As you’ve probably already seen, as it’s all over the news and social media, the airline “solved” an overbooking problem by forcibly dragging a passenger out of their seat. It was the police who did the dirty work – filmed by horrified passengers.

Even before the plane had departed, video of the incident was on Twitter.

And here’s how United initially responded.

Just when you’d think it couldn’t get any worse for United, it did: Turns out that they were “re-accommodating customers” to make way for their own staff, who “needed” to be back in Louisville. Apparently, passengers were offered a hotel stay and compensation ranging from $400-800 to give up their valuable seats, in accordance with Department of Transportation rules.

Today, United offered an official apology. The magnitude of the situation is clearly sinking in, since the quote is attributed to CEO Oscar Munoz. You can imagine the levels of approval needed to a) confirm that quote and b) call up the CEO on a Sunday to explain the whole thing, while your brand is taking an absolute pounding on social media. No doubt United would have liked to move faster, but CEO-level approvals take time.

The damage is done. However, United can still take reputation management steps to put this right.
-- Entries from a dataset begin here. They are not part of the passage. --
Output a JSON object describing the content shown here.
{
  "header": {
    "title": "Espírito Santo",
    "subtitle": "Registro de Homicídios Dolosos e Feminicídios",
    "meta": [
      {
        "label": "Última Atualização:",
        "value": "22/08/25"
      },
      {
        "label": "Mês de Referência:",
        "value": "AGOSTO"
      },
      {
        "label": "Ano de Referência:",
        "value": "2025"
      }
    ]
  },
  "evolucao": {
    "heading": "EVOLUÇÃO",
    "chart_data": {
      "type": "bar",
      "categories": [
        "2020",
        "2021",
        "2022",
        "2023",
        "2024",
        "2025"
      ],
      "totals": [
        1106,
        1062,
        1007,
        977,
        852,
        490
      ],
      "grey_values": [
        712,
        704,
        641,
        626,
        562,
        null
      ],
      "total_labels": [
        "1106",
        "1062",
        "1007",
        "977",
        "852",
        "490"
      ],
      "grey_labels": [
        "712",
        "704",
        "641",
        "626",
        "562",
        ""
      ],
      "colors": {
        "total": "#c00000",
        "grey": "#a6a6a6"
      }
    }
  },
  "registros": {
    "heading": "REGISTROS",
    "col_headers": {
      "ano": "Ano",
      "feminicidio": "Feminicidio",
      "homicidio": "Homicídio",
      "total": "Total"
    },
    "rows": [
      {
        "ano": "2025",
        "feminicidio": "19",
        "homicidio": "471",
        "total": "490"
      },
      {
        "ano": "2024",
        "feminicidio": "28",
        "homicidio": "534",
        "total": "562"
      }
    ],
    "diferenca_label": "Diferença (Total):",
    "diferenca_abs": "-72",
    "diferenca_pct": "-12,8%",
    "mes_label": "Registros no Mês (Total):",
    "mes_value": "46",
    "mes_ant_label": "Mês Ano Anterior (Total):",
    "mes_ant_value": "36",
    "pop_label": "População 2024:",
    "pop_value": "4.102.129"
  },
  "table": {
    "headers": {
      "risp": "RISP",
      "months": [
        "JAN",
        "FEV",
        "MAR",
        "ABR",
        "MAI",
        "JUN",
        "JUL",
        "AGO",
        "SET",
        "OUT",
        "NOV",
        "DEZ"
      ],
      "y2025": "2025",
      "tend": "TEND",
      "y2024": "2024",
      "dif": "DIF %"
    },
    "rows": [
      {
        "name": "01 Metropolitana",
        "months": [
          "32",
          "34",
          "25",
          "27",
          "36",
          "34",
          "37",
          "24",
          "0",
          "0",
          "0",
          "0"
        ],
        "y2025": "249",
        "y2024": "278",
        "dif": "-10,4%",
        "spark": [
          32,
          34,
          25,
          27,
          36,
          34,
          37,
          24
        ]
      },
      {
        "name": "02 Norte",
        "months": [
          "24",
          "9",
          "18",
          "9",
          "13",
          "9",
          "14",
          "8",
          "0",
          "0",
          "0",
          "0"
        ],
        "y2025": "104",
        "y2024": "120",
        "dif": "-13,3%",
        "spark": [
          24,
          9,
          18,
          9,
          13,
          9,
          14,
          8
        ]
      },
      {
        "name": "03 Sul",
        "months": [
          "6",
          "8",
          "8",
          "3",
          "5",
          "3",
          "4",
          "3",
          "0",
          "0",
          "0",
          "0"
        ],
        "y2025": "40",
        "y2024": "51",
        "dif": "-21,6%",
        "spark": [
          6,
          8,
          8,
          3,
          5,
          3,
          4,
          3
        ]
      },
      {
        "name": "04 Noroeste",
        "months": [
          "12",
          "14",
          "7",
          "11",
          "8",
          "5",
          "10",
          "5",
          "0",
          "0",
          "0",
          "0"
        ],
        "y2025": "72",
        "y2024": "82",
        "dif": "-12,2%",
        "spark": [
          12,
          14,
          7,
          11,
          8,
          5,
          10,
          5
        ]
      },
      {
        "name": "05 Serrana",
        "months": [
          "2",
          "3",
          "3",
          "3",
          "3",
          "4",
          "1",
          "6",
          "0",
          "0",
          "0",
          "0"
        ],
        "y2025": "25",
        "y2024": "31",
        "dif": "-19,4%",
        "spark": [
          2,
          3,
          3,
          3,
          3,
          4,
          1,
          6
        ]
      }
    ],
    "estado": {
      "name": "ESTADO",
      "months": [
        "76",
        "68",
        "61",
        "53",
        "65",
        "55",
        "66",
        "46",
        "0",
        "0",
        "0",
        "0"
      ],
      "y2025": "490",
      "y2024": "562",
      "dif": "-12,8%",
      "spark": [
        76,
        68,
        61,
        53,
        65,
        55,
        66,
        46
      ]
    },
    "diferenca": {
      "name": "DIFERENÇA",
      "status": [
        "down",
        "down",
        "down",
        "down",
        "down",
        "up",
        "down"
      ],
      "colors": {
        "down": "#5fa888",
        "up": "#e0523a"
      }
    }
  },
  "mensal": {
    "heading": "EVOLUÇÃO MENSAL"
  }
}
Doing so will involve humility, probably a large compensation payment to the passenger (or fastening their seatbelts for a legal case, which will no doubt cost more) – and rewriting their internal rulebook.

United needs to make sure that its gate agents – who act like the law of the land – are more customer-friendly. No excuses. A couple of weeks ago, United was in the news after refusing boarding to a little girl wearing leggings, saying she was inappropriately dressed. Now this. Oh, and they break guitars, apparently.

Gate agents need training in keeping a level head – since on a Sunday evening, the compensation offer obviously wasn’t enough to tempt passengers to voluntarily give up their seats for the 300-mile journey. For such a short distance, in relative terms, offering a few dollars more would have probably clinched it.

The situation was already out of hand since passengers were on board – so surely at that stage it would have made sense for United to inconvenience its own off-duty staff. In fact, any number of solutions would have been a better move than dragging a passenger off a plane.